La scarica di adrenalina finalmente scosse Danny dalla paralisi. Ma non dall'idiozia.

“Ho detto che sei bellissima, okay? Perché devi sempre fare un dramma di qualunque cosa?” urlò con voce stridula, e si girò a voltarle la schiena, imbronciato.

Ora era il turno di Valerie a rimanere immobile. All'inizio aveva davvero pensato di aver sentito male. Credeva che, presa tra i suoi pensieri, avesse perso l'inizio della frase. Lei immaginava che il fantasma avesse detto “Questa serata è bellissima” o “la natura è bellissima” o qualche stronzata del genere; ma questo, questo... lei non era preparata per questo. Sentì la faccia andarle in fiamme e lo stomaco contrarsi.

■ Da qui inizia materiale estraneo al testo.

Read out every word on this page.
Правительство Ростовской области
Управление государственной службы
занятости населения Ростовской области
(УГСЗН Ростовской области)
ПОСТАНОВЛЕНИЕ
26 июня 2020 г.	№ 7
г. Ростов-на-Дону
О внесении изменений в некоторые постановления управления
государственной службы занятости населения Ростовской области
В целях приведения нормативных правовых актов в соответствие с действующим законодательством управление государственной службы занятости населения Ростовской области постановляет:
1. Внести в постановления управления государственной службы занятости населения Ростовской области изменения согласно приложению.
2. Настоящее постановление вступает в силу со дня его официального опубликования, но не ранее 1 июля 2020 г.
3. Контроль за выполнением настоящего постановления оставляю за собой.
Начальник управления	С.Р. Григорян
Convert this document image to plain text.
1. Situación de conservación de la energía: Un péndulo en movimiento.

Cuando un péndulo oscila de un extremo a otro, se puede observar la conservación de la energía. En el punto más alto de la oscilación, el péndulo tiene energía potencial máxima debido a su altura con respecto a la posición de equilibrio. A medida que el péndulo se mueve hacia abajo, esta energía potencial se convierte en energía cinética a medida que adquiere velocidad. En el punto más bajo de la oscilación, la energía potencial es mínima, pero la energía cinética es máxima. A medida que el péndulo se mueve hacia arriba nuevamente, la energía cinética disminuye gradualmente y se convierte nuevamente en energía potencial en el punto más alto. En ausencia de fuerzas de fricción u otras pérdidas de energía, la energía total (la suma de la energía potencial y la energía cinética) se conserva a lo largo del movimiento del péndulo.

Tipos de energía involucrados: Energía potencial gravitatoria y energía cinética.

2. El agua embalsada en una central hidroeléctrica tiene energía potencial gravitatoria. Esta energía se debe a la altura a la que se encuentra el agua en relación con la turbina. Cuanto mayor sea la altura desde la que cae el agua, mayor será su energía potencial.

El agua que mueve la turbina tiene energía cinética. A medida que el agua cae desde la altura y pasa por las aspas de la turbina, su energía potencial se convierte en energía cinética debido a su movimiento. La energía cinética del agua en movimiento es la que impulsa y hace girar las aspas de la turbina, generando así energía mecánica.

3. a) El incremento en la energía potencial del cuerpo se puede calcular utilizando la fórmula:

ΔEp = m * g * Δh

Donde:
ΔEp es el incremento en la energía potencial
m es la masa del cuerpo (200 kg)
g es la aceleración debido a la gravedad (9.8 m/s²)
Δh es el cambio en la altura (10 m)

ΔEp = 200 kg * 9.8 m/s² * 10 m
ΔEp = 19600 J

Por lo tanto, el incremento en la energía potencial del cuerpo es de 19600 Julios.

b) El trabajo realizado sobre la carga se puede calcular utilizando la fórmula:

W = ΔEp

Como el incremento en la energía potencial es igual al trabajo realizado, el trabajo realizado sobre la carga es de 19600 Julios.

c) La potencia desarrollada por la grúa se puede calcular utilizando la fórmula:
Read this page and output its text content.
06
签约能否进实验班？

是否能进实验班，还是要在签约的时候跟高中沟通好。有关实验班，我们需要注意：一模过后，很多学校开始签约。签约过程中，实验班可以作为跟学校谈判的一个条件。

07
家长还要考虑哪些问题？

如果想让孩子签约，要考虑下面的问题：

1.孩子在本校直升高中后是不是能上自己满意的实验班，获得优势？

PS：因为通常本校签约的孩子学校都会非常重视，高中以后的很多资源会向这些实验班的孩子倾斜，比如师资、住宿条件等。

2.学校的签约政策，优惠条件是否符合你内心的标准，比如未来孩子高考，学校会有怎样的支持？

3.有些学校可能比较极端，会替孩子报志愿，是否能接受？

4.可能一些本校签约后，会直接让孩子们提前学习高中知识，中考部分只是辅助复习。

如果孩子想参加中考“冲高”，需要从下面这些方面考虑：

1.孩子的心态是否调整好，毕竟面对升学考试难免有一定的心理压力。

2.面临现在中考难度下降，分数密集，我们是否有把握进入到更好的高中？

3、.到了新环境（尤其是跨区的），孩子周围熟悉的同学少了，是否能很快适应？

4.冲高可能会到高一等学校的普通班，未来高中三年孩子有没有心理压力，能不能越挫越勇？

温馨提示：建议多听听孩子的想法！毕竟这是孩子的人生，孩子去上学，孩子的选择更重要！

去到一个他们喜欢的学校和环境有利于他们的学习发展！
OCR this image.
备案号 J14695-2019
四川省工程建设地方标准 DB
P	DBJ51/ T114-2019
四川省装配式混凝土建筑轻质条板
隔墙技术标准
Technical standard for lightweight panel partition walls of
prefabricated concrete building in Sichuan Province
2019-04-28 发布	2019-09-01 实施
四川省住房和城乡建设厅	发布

No corpo, non è il momento di fare lo stupido. È di Phantom che stiamo parlando, uno spirito morto e defunto... non aggiungiamo la necrofilia alle stranezze della mia vita, okay? Okay. E poi, che razza di modo è per dirmelo? Che idiota.

“Ehy, mi dicono dalla regia che sei un idiota.” disse infine lei, come un dato di fatto.

“Ah sì? Beh..! ...dimmi qualcosa che non so.” borbottò Danny, risentito. Bel lavoro, supereroe.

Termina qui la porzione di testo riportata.